Step1: Set heat balance equation

Heat lost by water = Heat gained by fork:
$$m_w c_w \Delta T_w = m_n c_n \Delta T_n$$
(where $m_w$ = mass of water, $c_w=4.184\ \text{J/g}^\circ\text{C}$ (specific heat of water), $\Delta T_w$ = temp change of water; $m_n$ = mass of nickel fork, $c_n=0.4442\ \text{J/g}^\circ\text{C}$, $\Delta T_n$ = temp change of nickel)

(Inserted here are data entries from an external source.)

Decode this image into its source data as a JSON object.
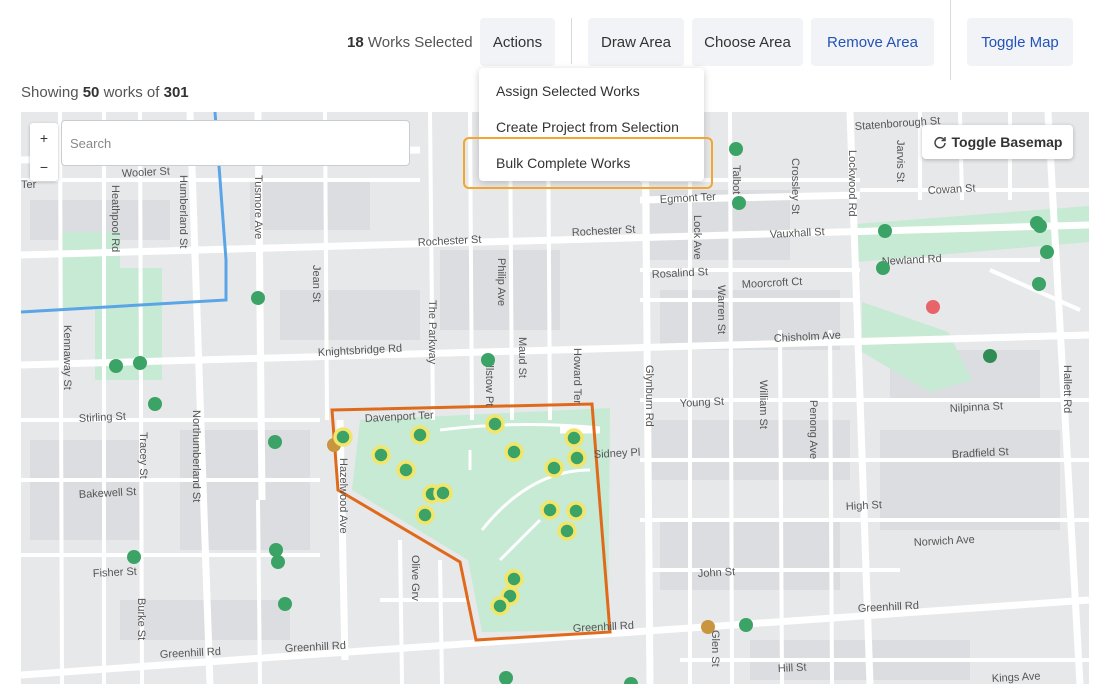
{
  "toolbar": {
    "selected_count": "18",
    "selected_suffix": "Works Selected",
    "actions_label": "Actions",
    "draw_area_label": "Draw Area",
    "choose_area_label": "Choose Area",
    "remove_area_label": "Remove Area",
    "toggle_map_label": "Toggle Map"
  },
  "summary": {
    "prefix": "Showing",
    "shown": "50",
    "middle": "works of",
    "total": "301"
  },
  "actions_menu": {
    "items": [
      "Assign Selected Works",
      "Create Project from Selection",
      "Bulk Complete Works"
    ],
    "highlighted": "Bulk Complete Works"
  },
  "map": {
    "search_placeholder": "Search",
    "zoom_in": "+",
    "zoom_out": "−",
    "toggle_basemap_label": "Toggle Basemap",
    "streets": [
      "Statenborough St",
      "Wooler St",
      "Heathpool Rd",
      "Humberland St",
      "Tusmore Ave",
      "Jean St",
      "Rochester St",
      "Philip Ave",
      "The Parkway",
      "Maud St",
      "Howard Ter",
      "Glynburn Rd",
      "Talbot St",
      "Crossley St",
      "Lockwood Rd",
      "Jarvis St",
      "Cowan St",
      "Egmont Ter",
      "Vauxhall St",
      "Lock Ave",
      "Rosalind St",
      "Warren St",
      "Moorcroft Ct",
      "Newland Rd",
      "Knightsbridge Rd",
      "Chisholm Ave",
      "Kennaway St",
      "Stirling St",
      "Tracey St",
      "Northumberland St",
      "Davenport Ter",
      "Hillstow Pt",
      "Young St",
      "William St",
      "Penong Ave",
      "Nilpinna St",
      "Hallett Rd",
      "Sidney Pl",
      "Bradfield St",
      "Hazelwood Ave",
      "Bakewell St",
      "High St",
      "Olive Grv",
      "Norwich Ave",
      "Fisher St",
      "Burke St",
      "John St",
      "Greenhill Rd",
      "Glen St",
      "Hill St",
      "Kings Ave",
      "Ter"
    ],
    "colors": {
      "work_green": "#3aa365",
      "selected_ring": "#f2e66a",
      "warning": "#c9953e",
      "alert": "#e8646b",
      "selection_polygon": "#e06a1b",
      "boundary_line": "#5aa5e6",
      "park": "#c6ead3",
      "highlight": "#f0a630"
    }
  }
}
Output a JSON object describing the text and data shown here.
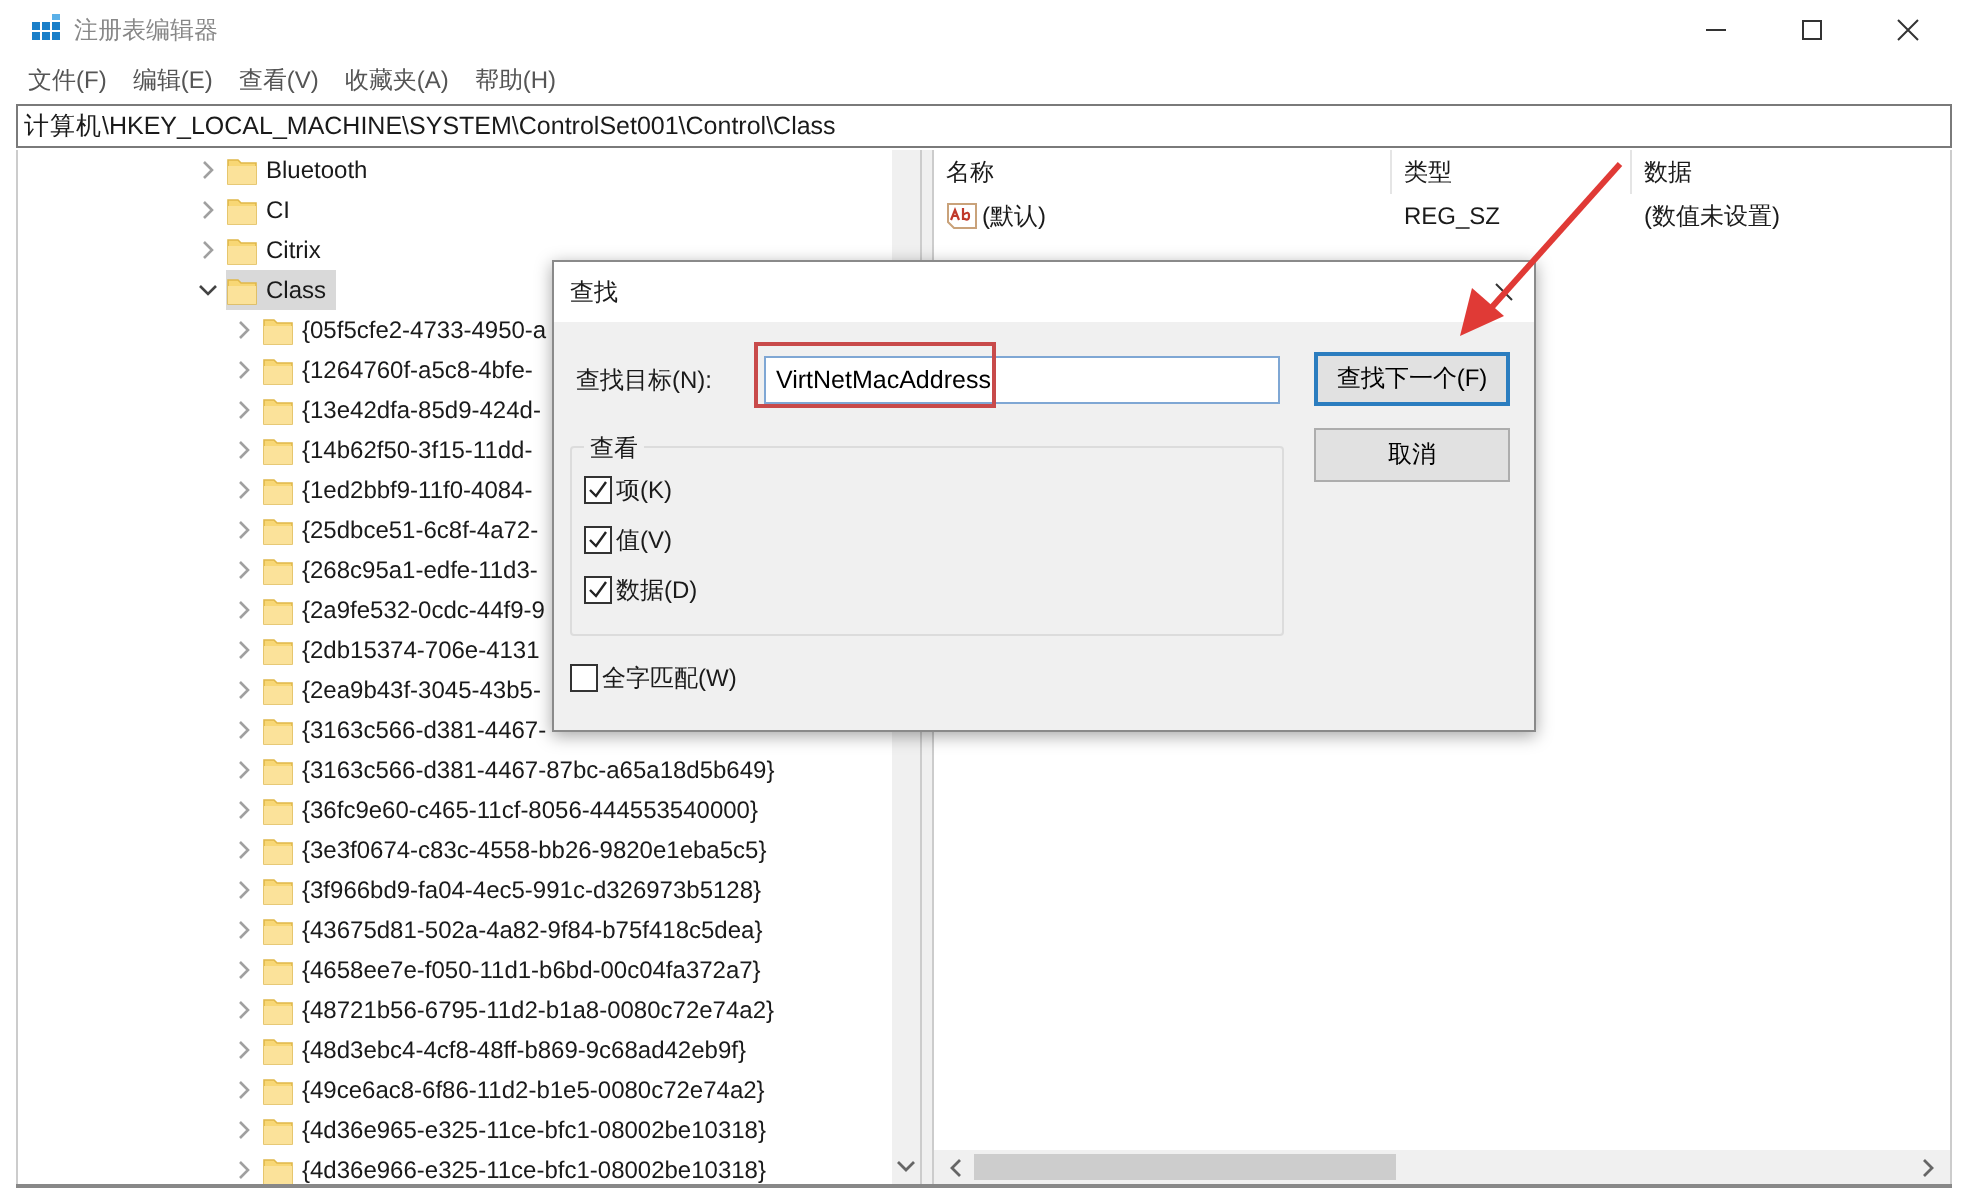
{
  "window": {
    "title": "注册表编辑器"
  },
  "menu": [
    "文件(F)",
    "编辑(E)",
    "查看(V)",
    "收藏夹(A)",
    "帮助(H)"
  ],
  "address": "计算机\\HKEY_LOCAL_MACHINE\\SYSTEM\\ControlSet001\\Control\\Class",
  "tree": [
    {
      "label": "Bluetooth",
      "expanded": false,
      "selected": false
    },
    {
      "label": "CI",
      "expanded": false,
      "selected": false
    },
    {
      "label": "Citrix",
      "expanded": false,
      "selected": false
    },
    {
      "label": "Class",
      "expanded": true,
      "selected": true,
      "children": [
        {
          "label": "{05f5cfe2-4733-4950-a",
          "expanded": false,
          "selected": false
        },
        {
          "label": "{1264760f-a5c8-4bfe-",
          "expanded": false,
          "selected": false
        },
        {
          "label": "{13e42dfa-85d9-424d-",
          "expanded": false,
          "selected": false
        },
        {
          "label": "{14b62f50-3f15-11dd-",
          "expanded": false,
          "selected": false
        },
        {
          "label": "{1ed2bbf9-11f0-4084-",
          "expanded": false,
          "selected": false
        },
        {
          "label": "{25dbce51-6c8f-4a72-",
          "expanded": false,
          "selected": false
        },
        {
          "label": "{268c95a1-edfe-11d3-",
          "expanded": false,
          "selected": false
        },
        {
          "label": "{2a9fe532-0cdc-44f9-9",
          "expanded": false,
          "selected": false
        },
        {
          "label": "{2db15374-706e-4131",
          "expanded": false,
          "selected": false
        },
        {
          "label": "{2ea9b43f-3045-43b5-",
          "expanded": false,
          "selected": false
        },
        {
          "label": "{3163c566-d381-4467-",
          "expanded": false,
          "selected": false
        },
        {
          "label": "{3163c566-d381-4467-87bc-a65a18d5b649}",
          "expanded": false,
          "selected": false
        },
        {
          "label": "{36fc9e60-c465-11cf-8056-444553540000}",
          "expanded": false,
          "selected": false
        },
        {
          "label": "{3e3f0674-c83c-4558-bb26-9820e1eba5c5}",
          "expanded": false,
          "selected": false
        },
        {
          "label": "{3f966bd9-fa04-4ec5-991c-d326973b5128}",
          "expanded": false,
          "selected": false
        },
        {
          "label": "{43675d81-502a-4a82-9f84-b75f418c5dea}",
          "expanded": false,
          "selected": false
        },
        {
          "label": "{4658ee7e-f050-11d1-b6bd-00c04fa372a7}",
          "expanded": false,
          "selected": false
        },
        {
          "label": "{48721b56-6795-11d2-b1a8-0080c72e74a2}",
          "expanded": false,
          "selected": false
        },
        {
          "label": "{48d3ebc4-4cf8-48ff-b869-9c68ad42eb9f}",
          "expanded": false,
          "selected": false
        },
        {
          "label": "{49ce6ac8-6f86-11d2-b1e5-0080c72e74a2}",
          "expanded": false,
          "selected": false
        },
        {
          "label": "{4d36e965-e325-11ce-bfc1-08002be10318}",
          "expanded": false,
          "selected": false
        },
        {
          "label": "{4d36e966-e325-11ce-bfc1-08002be10318}",
          "expanded": false,
          "selected": false
        }
      ]
    }
  ],
  "values": {
    "columns": [
      "名称",
      "类型",
      "数据"
    ],
    "rows": [
      {
        "name": "(默认)",
        "type": "REG_SZ",
        "data": "(数值未设置)"
      }
    ]
  },
  "find_dialog": {
    "title": "查找",
    "target_label": "查找目标(N):",
    "value": "VirtNetMacAddress",
    "group_label": "查看",
    "options": [
      {
        "label": "项(K)",
        "checked": true
      },
      {
        "label": "值(V)",
        "checked": true
      },
      {
        "label": "数据(D)",
        "checked": true
      }
    ],
    "whole_word": {
      "label": "全字匹配(W)",
      "checked": false
    },
    "buttons": [
      {
        "label": "查找下一个(F)",
        "kind": "default"
      },
      {
        "label": "取消",
        "kind": "normal"
      }
    ]
  }
}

Step2: Calculate temperature changes

$\Delta T_w = 99.7^\circ\text{C} - 96.3^\circ\text{C} = 3.4^\circ\text{C}$
$\Delta T_n = 96.3^\circ\text{C} - 25.0^\circ\text{C} = 71.3^\circ\text{C}$

Step3: Rearrange for $m_n$

$$m_n = \frac{m_w c_w \Delta T_w}{c_n \Delta T_n}$$

Step4: Substitute values

$$m_n = \frac{98\ \text{g} \times 4.184\ \text{J/g}^\circ\text{C} \times 3.4^\circ\text{C}}{0.4442\ \text{J/g}^\circ\text{C} \times 71.3^\circ\text{C}}$$
$$m_n = \frac{98 \times 4.184 \times 3.4}{0.4442 \times 71.3}\ \text{g}$$
$$m_n = \frac{1390.1888}{31.67146}\ \text{g} \approx 44\ \text{g}$$

Answer:

$\boldsymbol{44\ \text{grams}}$